Ia juga menepis kritik dari sumber anonim yang menilai pemerintah salah langkah. “Karakterisasi yang dibuat oleh sumber anonim pengecut ini tidak akurat dan menunjukkan bahwa mereka hanya melihat dari luar,” ujarnya.
Kelly menambahkan bahwa Menteri Pertahanan Pete Hegseth bersama militer AS telah merencanakan berbagai kemungkinan respons dari Iran.
Menurutnya, keberhasilan operasi militer Amerika membuktikan perencanaan tersebut. “Menteri Hegseth dan angkatan bersenjata melakukan pekerjaan luar biasa dalam merencanakan semua kemungkinan respons dari rezim Iran, dan keberhasilan tak terbantahkan dari Operasi Epic Fury berbicara dengan sendirinya.”
AS kembangkan drone murah tandingan Selain meminta bantuan Ukraina, AS juga mulai mengembangkan drone murah untuk menghadapi taktik Iran.
Militer Amerika telah memperkenalkan drone yang disebut “Lucas”, yang dirancang meniru konsep drone Shahed milik Iran yang berbiaya rendah.
Di sektor swasta, putra-putra Trump yakni Eric Trump dan Donald Trump Jr dilaporkan mendukung sebuah perusahaan drone berbasis di Florida yang berpotensi memasok teknologi tersebut kepada militer.
Meski menghadapi tantangan dari drone Iran, pemerintah AS tetap menegaskan bahwa kekuatan militer Iran telah dilemahkan secara signifikan.
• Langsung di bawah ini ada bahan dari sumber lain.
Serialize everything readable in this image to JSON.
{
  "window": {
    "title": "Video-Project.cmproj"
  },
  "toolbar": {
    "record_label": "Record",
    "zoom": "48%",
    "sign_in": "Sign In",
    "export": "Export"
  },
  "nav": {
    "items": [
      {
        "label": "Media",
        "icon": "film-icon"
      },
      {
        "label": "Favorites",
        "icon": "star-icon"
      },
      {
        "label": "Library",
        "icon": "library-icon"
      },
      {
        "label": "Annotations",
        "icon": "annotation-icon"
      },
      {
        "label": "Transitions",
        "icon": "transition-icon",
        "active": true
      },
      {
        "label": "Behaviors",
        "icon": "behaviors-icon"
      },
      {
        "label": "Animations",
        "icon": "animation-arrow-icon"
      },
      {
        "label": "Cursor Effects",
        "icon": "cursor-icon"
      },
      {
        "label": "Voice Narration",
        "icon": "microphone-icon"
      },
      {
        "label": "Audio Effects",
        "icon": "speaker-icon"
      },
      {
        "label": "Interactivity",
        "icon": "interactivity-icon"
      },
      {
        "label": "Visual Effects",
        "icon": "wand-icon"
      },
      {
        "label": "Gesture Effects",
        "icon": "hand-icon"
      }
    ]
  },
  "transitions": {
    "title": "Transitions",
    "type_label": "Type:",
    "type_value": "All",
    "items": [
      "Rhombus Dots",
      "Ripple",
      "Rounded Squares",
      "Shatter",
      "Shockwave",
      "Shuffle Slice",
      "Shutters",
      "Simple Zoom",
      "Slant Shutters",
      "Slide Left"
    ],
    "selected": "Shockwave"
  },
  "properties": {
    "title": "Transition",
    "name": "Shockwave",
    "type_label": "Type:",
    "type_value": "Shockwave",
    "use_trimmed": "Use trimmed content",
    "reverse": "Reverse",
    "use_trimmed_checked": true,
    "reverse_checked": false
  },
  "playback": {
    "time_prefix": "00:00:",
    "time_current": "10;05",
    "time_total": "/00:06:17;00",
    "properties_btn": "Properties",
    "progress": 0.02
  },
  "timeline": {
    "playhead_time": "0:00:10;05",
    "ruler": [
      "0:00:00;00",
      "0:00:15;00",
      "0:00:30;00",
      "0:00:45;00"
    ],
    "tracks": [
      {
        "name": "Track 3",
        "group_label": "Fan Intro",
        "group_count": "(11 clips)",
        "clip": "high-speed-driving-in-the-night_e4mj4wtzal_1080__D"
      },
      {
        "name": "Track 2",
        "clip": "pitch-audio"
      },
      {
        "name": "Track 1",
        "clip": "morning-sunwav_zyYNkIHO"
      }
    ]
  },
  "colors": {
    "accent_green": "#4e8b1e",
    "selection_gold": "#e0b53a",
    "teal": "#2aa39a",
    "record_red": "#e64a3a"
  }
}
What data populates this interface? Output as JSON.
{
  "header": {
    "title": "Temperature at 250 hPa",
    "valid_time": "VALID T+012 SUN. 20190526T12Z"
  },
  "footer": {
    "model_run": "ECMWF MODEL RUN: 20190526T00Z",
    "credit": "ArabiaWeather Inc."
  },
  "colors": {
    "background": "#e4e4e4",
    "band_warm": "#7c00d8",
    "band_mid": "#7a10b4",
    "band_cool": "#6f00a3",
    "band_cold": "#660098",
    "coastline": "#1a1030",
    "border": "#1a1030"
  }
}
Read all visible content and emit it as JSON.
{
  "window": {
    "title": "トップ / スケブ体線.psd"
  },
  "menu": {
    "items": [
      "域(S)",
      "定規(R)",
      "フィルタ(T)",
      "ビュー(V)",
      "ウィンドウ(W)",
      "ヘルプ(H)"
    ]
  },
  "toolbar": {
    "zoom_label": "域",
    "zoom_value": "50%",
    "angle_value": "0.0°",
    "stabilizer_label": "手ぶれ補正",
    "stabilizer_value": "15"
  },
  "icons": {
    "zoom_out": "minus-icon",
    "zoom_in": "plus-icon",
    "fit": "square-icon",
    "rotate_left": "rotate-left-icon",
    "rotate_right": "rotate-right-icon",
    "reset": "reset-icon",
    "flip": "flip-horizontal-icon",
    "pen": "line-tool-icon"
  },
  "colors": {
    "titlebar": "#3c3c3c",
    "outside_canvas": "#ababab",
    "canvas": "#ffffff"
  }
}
Pemerintahan Trump juga menyatakan, perang tersebut akan segera berakhir, meskipun rincian lebih lanjut mengenai rencana tersebut belum dijelaskan secara terbuka. (*)
Sumber: Kompas.com
Ikuti berita POS-KUPANG.COM lain di GOOGLE NEWS
:quality(30):format(webp):focal(0.5x0.5:0.5x0.5)/kupang/foto/bank/originals/BOM-DARI-AMERIKA-SERIKAT-DIKIRIM-KE-ISRAEL_01.jpg)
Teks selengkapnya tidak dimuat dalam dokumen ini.